On Tue, Jul 13, 2004 at 09:25:52PM +0200, Juerd wrote:
: Luke Palmer skribis 2004-07-13  7:24 (-0600):
: > But in Perl 6, you don't have to specify things like that through the
: > mode string: you can specify them through named parameters:
: >     my $fh = open ">$filename" :excl;
: 
: I was hoping we could finally get rid of mode characters, and especially
: combined mode and filename in one argument.

The combined form is definitely problematic in various ways, and we haven't
really redesigned open yet, since we haven't got to A29 yet.  :-)

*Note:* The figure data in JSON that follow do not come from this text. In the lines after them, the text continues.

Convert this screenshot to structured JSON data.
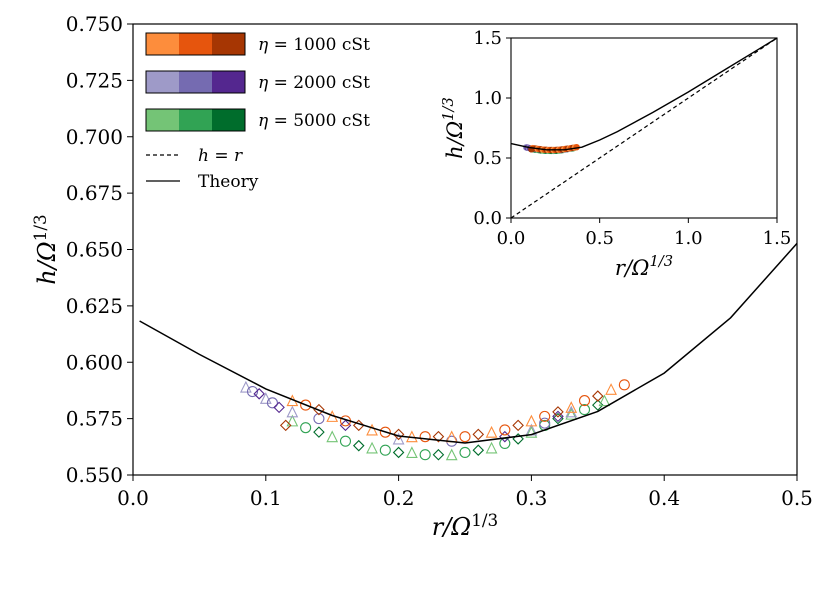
{
  "chart_data": {
    "type": "scatter",
    "main": {
      "xlabel": "r/Ω^{1/3}",
      "ylabel": "h/Ω^{1/3}",
      "xlim": [
        0.0,
        0.5
      ],
      "ylim": [
        0.55,
        0.75
      ],
      "x_ticks": [
        0.0,
        0.1,
        0.2,
        0.3,
        0.4,
        0.5
      ],
      "x_tick_labels": [
        "0.0",
        "0.1",
        "0.2",
        "0.3",
        "0.4",
        "0.5"
      ],
      "y_ticks": [
        0.55,
        0.575,
        0.6,
        0.625,
        0.65,
        0.675,
        0.7,
        0.725,
        0.75
      ],
      "y_tick_labels": [
        "0.550",
        "0.575",
        "0.600",
        "0.625",
        "0.650",
        "0.675",
        "0.700",
        "0.725",
        "0.750"
      ]
    },
    "inset": {
      "xlabel": "r/Ω^{1/3}",
      "ylabel": "h/Ω^{1/3}",
      "xlim": [
        0.0,
        1.5
      ],
      "ylim": [
        0.0,
        1.5
      ],
      "x_ticks": [
        0.0,
        0.5,
        1.0,
        1.5
      ],
      "x_tick_labels": [
        "0.0",
        "0.5",
        "1.0",
        "1.5"
      ],
      "y_ticks": [
        0.0,
        0.5,
        1.0,
        1.5
      ],
      "y_tick_labels": [
        "0.0",
        "0.5",
        "1.0",
        "1.5"
      ],
      "theory": [
        [
          0.0,
          0.62
        ],
        [
          0.1,
          0.588
        ],
        [
          0.2,
          0.568
        ],
        [
          0.3,
          0.568
        ],
        [
          0.4,
          0.59
        ],
        [
          0.5,
          0.65
        ],
        [
          0.6,
          0.72
        ],
        [
          0.8,
          0.88
        ],
        [
          1.0,
          1.05
        ],
        [
          1.2,
          1.23
        ],
        [
          1.4,
          1.41
        ],
        [
          1.5,
          1.5
        ]
      ],
      "h_equals_r": [
        [
          0.0,
          0.0
        ],
        [
          1.5,
          1.5
        ]
      ]
    },
    "theory_curve": {
      "name": "Theory",
      "points": [
        [
          0.005,
          0.6183
        ],
        [
          0.05,
          0.6035
        ],
        [
          0.1,
          0.5882
        ],
        [
          0.15,
          0.5764
        ],
        [
          0.2,
          0.5673
        ],
        [
          0.25,
          0.5642
        ],
        [
          0.3,
          0.5679
        ],
        [
          0.35,
          0.5782
        ],
        [
          0.4,
          0.5952
        ],
        [
          0.45,
          0.6197
        ],
        [
          0.5,
          0.6527
        ]
      ]
    },
    "series": [
      {
        "name": "η = 1000 cSt",
        "colors": [
          "#fd8d3c",
          "#e6550d",
          "#a63603"
        ],
        "points": [
          [
            0.12,
            0.583
          ],
          [
            0.13,
            0.581
          ],
          [
            0.14,
            0.579
          ],
          [
            0.15,
            0.576
          ],
          [
            0.16,
            0.574
          ],
          [
            0.17,
            0.572
          ],
          [
            0.18,
            0.57
          ],
          [
            0.19,
            0.569
          ],
          [
            0.2,
            0.568
          ],
          [
            0.21,
            0.567
          ],
          [
            0.22,
            0.567
          ],
          [
            0.23,
            0.567
          ],
          [
            0.24,
            0.567
          ],
          [
            0.25,
            0.567
          ],
          [
            0.26,
            0.568
          ],
          [
            0.27,
            0.569
          ],
          [
            0.28,
            0.57
          ],
          [
            0.29,
            0.572
          ],
          [
            0.3,
            0.574
          ],
          [
            0.31,
            0.576
          ],
          [
            0.32,
            0.578
          ],
          [
            0.33,
            0.58
          ],
          [
            0.34,
            0.583
          ],
          [
            0.35,
            0.585
          ],
          [
            0.36,
            0.588
          ],
          [
            0.37,
            0.59
          ],
          [
            0.115,
            0.572
          ]
        ]
      },
      {
        "name": "η = 2000 cSt",
        "colors": [
          "#9e9ac8",
          "#756bb1",
          "#54278f"
        ],
        "points": [
          [
            0.085,
            0.589
          ],
          [
            0.09,
            0.587
          ],
          [
            0.095,
            0.586
          ],
          [
            0.1,
            0.584
          ],
          [
            0.105,
            0.582
          ],
          [
            0.11,
            0.58
          ],
          [
            0.12,
            0.578
          ],
          [
            0.14,
            0.575
          ],
          [
            0.16,
            0.572
          ],
          [
            0.2,
            0.566
          ],
          [
            0.24,
            0.565
          ],
          [
            0.28,
            0.567
          ],
          [
            0.3,
            0.57
          ],
          [
            0.31,
            0.573
          ],
          [
            0.32,
            0.576
          ],
          [
            0.33,
            0.578
          ]
        ]
      },
      {
        "name": "η = 5000 cSt",
        "colors": [
          "#74c476",
          "#31a354",
          "#006d2c"
        ],
        "points": [
          [
            0.12,
            0.574
          ],
          [
            0.13,
            0.571
          ],
          [
            0.14,
            0.569
          ],
          [
            0.15,
            0.567
          ],
          [
            0.16,
            0.565
          ],
          [
            0.17,
            0.563
          ],
          [
            0.18,
            0.562
          ],
          [
            0.19,
            0.561
          ],
          [
            0.2,
            0.56
          ],
          [
            0.21,
            0.56
          ],
          [
            0.22,
            0.559
          ],
          [
            0.23,
            0.559
          ],
          [
            0.24,
            0.559
          ],
          [
            0.25,
            0.56
          ],
          [
            0.26,
            0.561
          ],
          [
            0.27,
            0.562
          ],
          [
            0.28,
            0.564
          ],
          [
            0.29,
            0.566
          ],
          [
            0.3,
            0.569
          ],
          [
            0.31,
            0.572
          ],
          [
            0.32,
            0.575
          ],
          [
            0.33,
            0.577
          ],
          [
            0.34,
            0.579
          ],
          [
            0.35,
            0.581
          ],
          [
            0.355,
            0.583
          ]
        ]
      }
    ],
    "legend": [
      {
        "kind": "patch",
        "eta": "η",
        "text": " = 1000 cSt",
        "colors": [
          "#fd8d3c",
          "#e6550d",
          "#a63603"
        ]
      },
      {
        "kind": "patch",
        "eta": "η",
        "text": " = 2000 cSt",
        "colors": [
          "#9e9ac8",
          "#756bb1",
          "#54278f"
        ]
      },
      {
        "kind": "patch",
        "eta": "η",
        "text": " = 5000 cSt",
        "colors": [
          "#74c476",
          "#31a354",
          "#006d2c"
        ]
      },
      {
        "kind": "dashed",
        "text": "h = r"
      },
      {
        "kind": "solid",
        "text": "Theory"
      }
    ],
    "legend_position": "top-left"
  }
}
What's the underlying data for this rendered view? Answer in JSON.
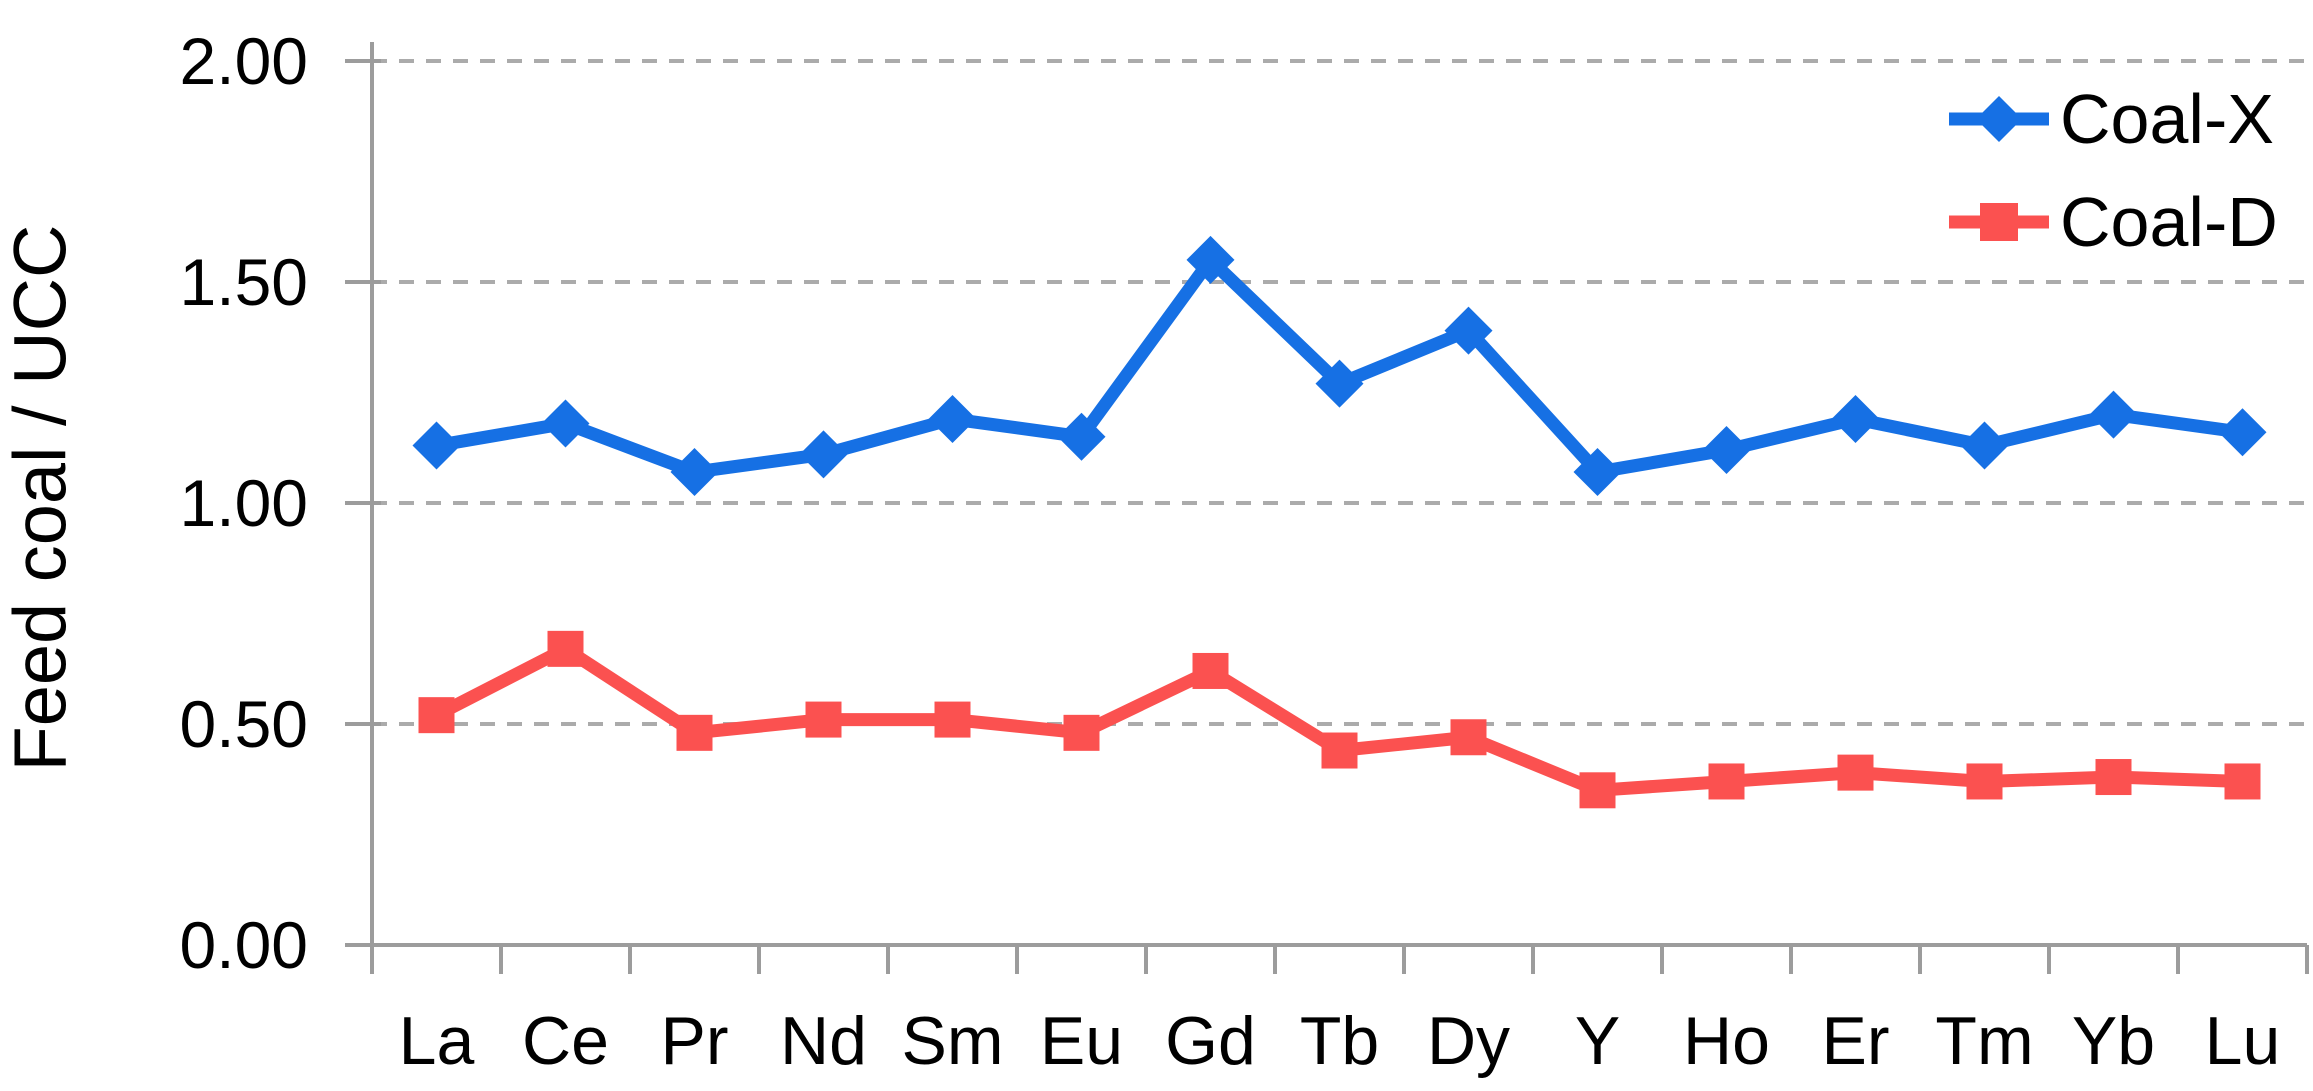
{
  "chart_data": {
    "type": "line",
    "title": "",
    "xlabel": "",
    "ylabel": "Feed coal / UCC",
    "categories": [
      "La",
      "Ce",
      "Pr",
      "Nd",
      "Sm",
      "Eu",
      "Gd",
      "Tb",
      "Dy",
      "Y",
      "Ho",
      "Er",
      "Tm",
      "Yb",
      "Lu"
    ],
    "series": [
      {
        "name": "Coal-X",
        "color": "#1670E4",
        "marker": "diamond",
        "values": [
          1.13,
          1.18,
          1.07,
          1.11,
          1.19,
          1.15,
          1.55,
          1.27,
          1.39,
          1.07,
          1.12,
          1.19,
          1.13,
          1.2,
          1.16
        ]
      },
      {
        "name": "Coal-D",
        "color": "#FB5150",
        "marker": "square",
        "values": [
          0.52,
          0.67,
          0.48,
          0.51,
          0.51,
          0.48,
          0.62,
          0.44,
          0.47,
          0.35,
          0.37,
          0.39,
          0.37,
          0.38,
          0.37
        ]
      }
    ],
    "ylim": [
      0,
      2
    ],
    "ytick_step": 0.5,
    "ytick_labels": [
      "0.00",
      "0.50",
      "1.00",
      "1.50",
      "2.00"
    ],
    "grid": "horizontal-dashed",
    "legend_position": "top-right"
  },
  "colors": {
    "background": "#ffffff",
    "gridline": "#ABABAB",
    "axis": "#9C9C9C",
    "text": "#000000"
  }
}
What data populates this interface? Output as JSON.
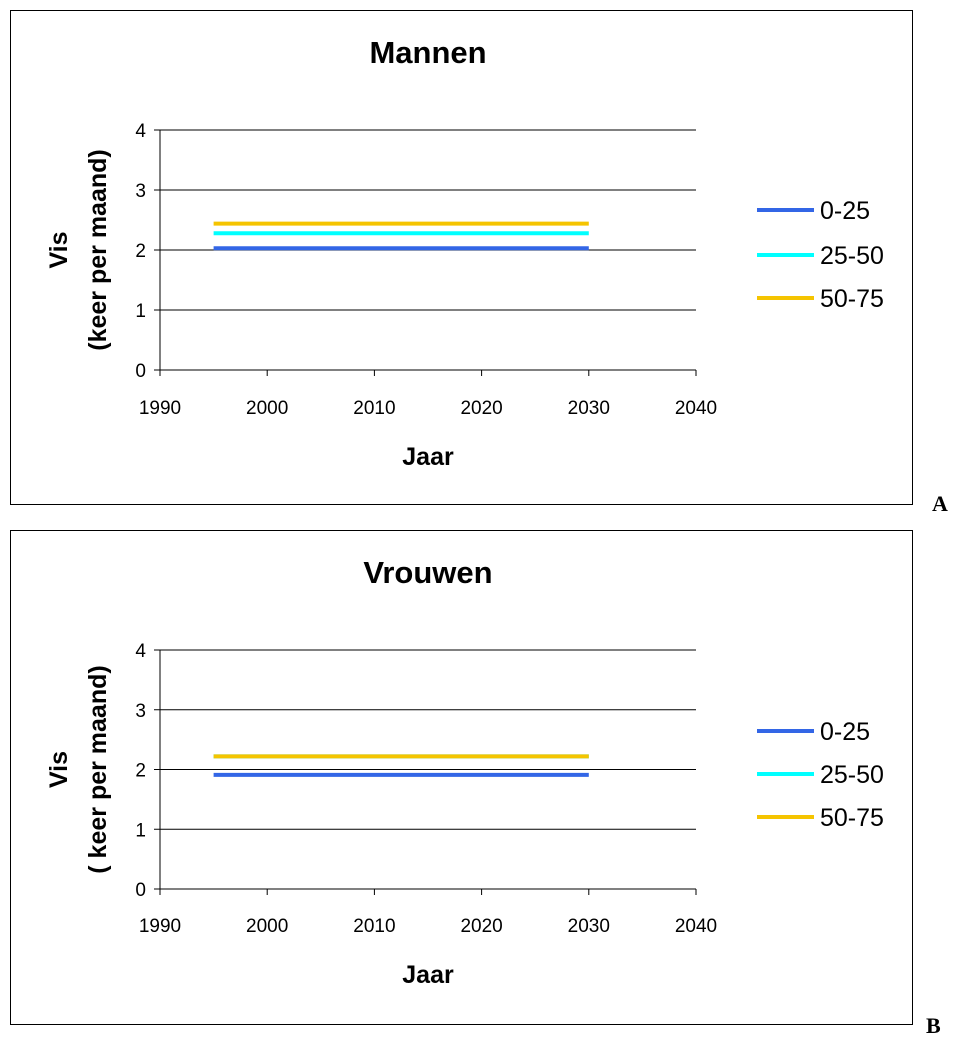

We could mandate the two argument form.  Or we could decide that "open"
is one of those overly general concepts, and separate things by name:

     my $fh = open $filename :excl;
     my $fh = append $filename :excl;
     my $fh = creat $filename :excl;

...er, I mean,

     my $fh = create $filename :excl;

Of course, append and create might just be shorthand for a normal open
with a :create or :append arguments, I suppose.  Similar considerations
apply for piped commands, though what the appropriate words might be,
I don't know offhand.

Another interesting question is how well those things read in code like this: 

    @lines = <open $infile>;
    print (append $outfile): @lines;

Or equivalently:

    <open $infile> ==>
    print (append $outfile):

But that might be a little too concise for good error messages.  And they
might lead people to write things like

    while <open $file> {...}

which wouldn't necessarily work.  At first blush, I'd expect that
to reopen $file every time through the loop, which is probably not
what the user expects.  Possibly <...> in scalar context is smart
enough to cache its iterator, but then you start getting into the
"return false once" syndrome that confuses people.  The inside of
<...> isn't really a closure.  So maybe <...> is smart about closures:

    while <{open $file}> {...}

and only calls its closure after its previous iterator is exhausted.
On the other hand, iterators tend to *look* like closures anyway,
so may that'll be hard to distinguish in the absence of a declared
return type.

But I digress...

: Ever since I read about the new :pairs, I thought that would imply :rw
: instead of >.

But :rw is more or less orthogonal to < and > in UnixThink.  The fact
that you want to both read and write a file says nothing about whether
you initially want to use, clobber, or append to an existing file.